Jack Dorsey is expanding his censorship function, this time under the guise of something he’s euphemistically calling “Birdwatch.”

The project, which is called Birdwatch, will be available to users on a first-come, first-served basis. It will allow users to write notes that provide context to tweets they believe require additional information to be digested by the public responsibly.

First come, first served—so no pretense of an actual cross-section of the speaking or political spectrums. And birders’ definition of “public responsibility,” not posters’ or readers’ definition(s). Can’t have that.

Then there’s Keith Coleman, Twitter Vice President Product:

Birdwatch allows people to identify information in Tweets they believe is misleading or false, and write notes that provide informative context. We believe this approach has the potential to respond quickly when misleading information spreads, adding context that people trust and find valuable[.]

Never mind that, for the foreseeable future, “Birdwatch” will exist separately from the Twitter timeline so that Twitter users won’t be able to see this…contextualizing…commentary.

Here’s the kicker, though:

“Birdwatch” users will be allowed to rate the notes of other Birdwatch users, an attempt to prevent bad-faith individuals from undermining the goal of the system.

Gotta keep those censors contextualizers contextualizing from the right slant, after all.

Good Union Jobs

But not good enough for President Joe Biden (D).  Recall that Biden ran on “good union jobs,” among other causes, and that phrase—”good union jobs”—became so ubiquitous in his speeches as to resemble a tic.

But not all union jobs—labor is another area where Progressive-Democrats choose winners and losers. When Biden killed the Keystone XL pipeline, he killed roughly 11,000 good union construction, construction-related, and ancillary jobs. No matter: Progressive-Democrats, led by Biden, don’t approve of those jobs.
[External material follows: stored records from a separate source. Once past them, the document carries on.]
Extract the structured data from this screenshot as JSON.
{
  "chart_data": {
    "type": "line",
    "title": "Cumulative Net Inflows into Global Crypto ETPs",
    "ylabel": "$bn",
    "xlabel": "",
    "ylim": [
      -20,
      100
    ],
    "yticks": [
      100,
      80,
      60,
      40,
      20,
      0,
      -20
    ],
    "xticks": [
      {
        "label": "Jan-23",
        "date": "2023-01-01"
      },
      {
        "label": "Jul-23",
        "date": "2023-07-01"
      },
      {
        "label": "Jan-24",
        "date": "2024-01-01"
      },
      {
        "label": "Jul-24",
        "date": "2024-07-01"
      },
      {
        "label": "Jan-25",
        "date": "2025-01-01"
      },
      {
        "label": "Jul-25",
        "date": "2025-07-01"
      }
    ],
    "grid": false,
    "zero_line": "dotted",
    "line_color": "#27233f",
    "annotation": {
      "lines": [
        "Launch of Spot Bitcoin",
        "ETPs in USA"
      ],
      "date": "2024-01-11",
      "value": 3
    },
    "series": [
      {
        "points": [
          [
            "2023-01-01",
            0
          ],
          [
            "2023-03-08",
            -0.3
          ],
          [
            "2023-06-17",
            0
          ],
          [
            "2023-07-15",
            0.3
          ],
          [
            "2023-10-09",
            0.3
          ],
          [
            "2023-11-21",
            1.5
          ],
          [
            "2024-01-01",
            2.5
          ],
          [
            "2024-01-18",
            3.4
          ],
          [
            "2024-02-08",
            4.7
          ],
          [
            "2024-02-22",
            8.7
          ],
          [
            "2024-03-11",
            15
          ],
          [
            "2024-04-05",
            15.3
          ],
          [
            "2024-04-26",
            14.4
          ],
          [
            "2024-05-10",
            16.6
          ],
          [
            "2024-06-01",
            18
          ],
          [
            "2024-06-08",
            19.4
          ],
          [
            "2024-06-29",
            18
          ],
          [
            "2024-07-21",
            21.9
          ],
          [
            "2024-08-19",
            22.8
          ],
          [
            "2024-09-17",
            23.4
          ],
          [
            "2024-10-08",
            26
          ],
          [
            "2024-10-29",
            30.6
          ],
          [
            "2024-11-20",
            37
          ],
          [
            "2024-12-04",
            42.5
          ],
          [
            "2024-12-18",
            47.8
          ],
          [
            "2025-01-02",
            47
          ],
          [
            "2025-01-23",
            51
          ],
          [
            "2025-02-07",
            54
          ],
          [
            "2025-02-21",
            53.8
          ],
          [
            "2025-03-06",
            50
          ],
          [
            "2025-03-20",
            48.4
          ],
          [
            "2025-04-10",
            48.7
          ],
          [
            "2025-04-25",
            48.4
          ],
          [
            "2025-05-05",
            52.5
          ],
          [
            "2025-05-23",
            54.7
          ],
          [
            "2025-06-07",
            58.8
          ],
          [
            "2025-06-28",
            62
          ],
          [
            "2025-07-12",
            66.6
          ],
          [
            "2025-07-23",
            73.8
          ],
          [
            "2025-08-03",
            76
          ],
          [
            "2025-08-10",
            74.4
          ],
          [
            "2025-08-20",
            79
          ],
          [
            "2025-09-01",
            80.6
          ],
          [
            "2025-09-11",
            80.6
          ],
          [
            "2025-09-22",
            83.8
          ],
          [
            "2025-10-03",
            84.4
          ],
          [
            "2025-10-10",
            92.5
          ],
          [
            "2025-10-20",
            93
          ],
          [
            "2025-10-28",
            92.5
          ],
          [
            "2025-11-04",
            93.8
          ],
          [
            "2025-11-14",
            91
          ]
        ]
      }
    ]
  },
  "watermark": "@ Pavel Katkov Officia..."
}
And that doesn’t begin to address the job losses in Canada, jobs that depended on both the pipeline construction and on the subsequent flow of oil.

Discovery

…can be fun. I’ve often said that in a variety of other venues. Here’s an example of the fun that can be afforded by discovery. Of course, what I’m talking about is the legal process that kicks off most any legal proceeding, a stage during which all parties to a litigation are required to show to all the other parties, voluntarily or under subpoena, everything they have that bears on the matter being litigated.

Dominion Voting Systems has filed, in the DC District, a $1.3 billion lawsuit against lawyer Rudy Giuliani over the latter’s claims regarding Dominion’s varied failures to perform during the just concluded national elections. (Aside: the amount being demanded by Dominion should be a clue to the degree of irrationality of the company’s case.)

The existence of Dominion’s suit now allows Giuliani and his team to investigate the company’s history, finances and practices fully. Here’s Giuliani re the suit:

We get to see the machines that are crooked, the ballots that are fraudulent, and if we’re wrong, we will be made fools of. But if we’re right, a lot of them will go to jail. So, let’s have a trial by combat.

Critically related to that is the fact that Giuliani and his team will have access to all of Dominion’s machines and software that were used in the elections, and those machines and that software must be intact, including all election-related matters as they existed on those machines during the elections and during the ballot-counting on Election Day and the ensuing days.  [T]he actual machines used on 11/3 AND they have to be unwiped — still containing the results from that day, as radio talk show host Joe Pagliarulo put it.